The AM2-D_a1, AM2-D_a2, and AM2-D_a3 simulations each have only one component of the parameterization changed: the closure, the convective triggers, and the representation of mesoscale clouds, respectively. The rain-rate distributions, in addition to those of the AM2-D and AM2-RAS simulations, are shown in Fig. 4. Changing the closure to the CAPE relaxation formulation (AM2-D_a1) is the only single change that substantially shifts the frequency distribution of the Donner (1993) convection scheme toward fewer heavy rain events and more light rain events. At the high rain-rate end of the spectrum, the frequency of occurrence of rain events is reduced by a factor of approximately 0.5 in AM2-D_a1 compared to AM2-D. These events, however, are still approximately one order of magnitude more frequent in the AM2-D_a1 simulation than in the AM2-RAS simulation, so the closure alone does not explain the difference in rain rates between the RAS and Donner (1993) schemes. The influence of cumulus closure on the low rain-rate end of the spectrum is also apparent. The contribution of rain rates less than 2 mm h−1 to total rainfall increases from approximately 60% in AM2-D to greater than 75% in AM2-D_a1. Turning off the convective triggers (AM2-D_a2) and turning off the mesoscale clouds (AM2-D_a3) each results in a modest increase in the contribution of high rain-rate events to total rain.

A sequence of simulations has been performed documenting the cumulative effects of changing the components of the convection parameterization in the AM2-D simulation, one at a time. The results are shown in Fig. 5. Each change makes the simulation more similar in formulation to the AM2-RAS simulation. Applying the CAPE relaxation closure (AM2-D_a1; blue dashed lines) shifts the rain-rate distribution toward weaker rain events as discussed above. Turning off the convective triggers, in addition to the CAPE relaxation closure (AM2-D_b; green lines), results in a further shift toward weaker rain events. Greater than 80% of tropical precipitation results from rain rates less than 2 mm h−1. Note that turning off the triggers without changing the closure (AM2-D_a2) results in the opposite effect. There is a slight shift toward more intense rain events as shown in Fig. 4.

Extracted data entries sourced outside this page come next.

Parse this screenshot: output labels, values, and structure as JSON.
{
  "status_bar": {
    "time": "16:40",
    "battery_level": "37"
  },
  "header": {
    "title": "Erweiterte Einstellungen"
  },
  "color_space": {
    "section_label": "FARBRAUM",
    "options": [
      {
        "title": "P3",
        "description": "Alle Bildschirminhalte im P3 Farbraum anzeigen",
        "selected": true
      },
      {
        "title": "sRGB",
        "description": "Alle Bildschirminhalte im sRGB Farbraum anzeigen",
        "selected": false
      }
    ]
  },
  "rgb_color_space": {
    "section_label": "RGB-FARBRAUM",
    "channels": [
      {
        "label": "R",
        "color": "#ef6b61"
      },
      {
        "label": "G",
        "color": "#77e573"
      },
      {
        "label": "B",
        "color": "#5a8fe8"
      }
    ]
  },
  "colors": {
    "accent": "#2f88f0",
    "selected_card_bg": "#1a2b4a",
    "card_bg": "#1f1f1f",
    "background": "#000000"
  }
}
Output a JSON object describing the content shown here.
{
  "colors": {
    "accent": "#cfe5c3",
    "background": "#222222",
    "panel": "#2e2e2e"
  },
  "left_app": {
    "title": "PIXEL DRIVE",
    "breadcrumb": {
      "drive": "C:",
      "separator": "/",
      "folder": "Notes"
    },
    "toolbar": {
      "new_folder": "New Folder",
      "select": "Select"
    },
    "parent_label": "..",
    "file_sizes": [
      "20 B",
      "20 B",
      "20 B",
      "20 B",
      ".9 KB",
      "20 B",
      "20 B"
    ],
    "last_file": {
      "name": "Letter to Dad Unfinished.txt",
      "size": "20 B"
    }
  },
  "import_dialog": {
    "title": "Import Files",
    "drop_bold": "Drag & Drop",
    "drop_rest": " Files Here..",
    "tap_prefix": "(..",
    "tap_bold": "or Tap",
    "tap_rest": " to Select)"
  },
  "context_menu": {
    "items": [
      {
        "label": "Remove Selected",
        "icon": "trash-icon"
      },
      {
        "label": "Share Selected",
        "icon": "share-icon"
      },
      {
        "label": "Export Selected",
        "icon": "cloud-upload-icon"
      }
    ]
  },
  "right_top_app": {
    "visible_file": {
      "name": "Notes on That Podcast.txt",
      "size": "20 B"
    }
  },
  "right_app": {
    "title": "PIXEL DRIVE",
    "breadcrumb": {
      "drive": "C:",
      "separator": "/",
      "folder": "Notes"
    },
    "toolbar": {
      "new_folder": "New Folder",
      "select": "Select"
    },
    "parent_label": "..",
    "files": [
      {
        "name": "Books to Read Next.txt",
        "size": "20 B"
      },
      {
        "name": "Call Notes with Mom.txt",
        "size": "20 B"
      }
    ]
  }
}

The remaining two simulations indicate the cumulative effects of turning off the mesoscale clouds in the Donner (1993) formulation (AM2-D_c; yellow lines, Fig. 5), and then adjusting the tuning parameters to the RAS values (AM2-D_d; red lines, Fig. 5). Precipitation in the mesoscale components of deep convective cloud systems is observed to be about 50% of the total amount of precipitation in observed cloud systems in some field studies (Gamache and Houze 1983) and exceeds 30% in the parameterization (Donner 1993). The AM2-D_c/d simulations indicate that turning off the mesoscale clouds results in a significant shift back in the direction of the more frequent heavy rain events characteristic of the AM2-D simulation. Over tropical oceans, the frequency of rain rates less than 2 mm h−1 is similar or even slightly less than in the AM2-D simulation. Over tropical land surfaces, the difference in the frequency of weak rain events between AM2-D_b and AM2-D_c/d is less pronounced. The frequency of rain rates greater than 8 mm h−1 ranges from a factor of 3 to more than a factor of 10 larger in AM2-D_c/d compared to AM2-D_b over tropical ocean and land surfaces. Also note that in the simulation where only the mesoscale clouds are turned off (AM2-D_a3; dotted lines, Fig. 4) the distribution favors the higher rain rates as in AM2-D.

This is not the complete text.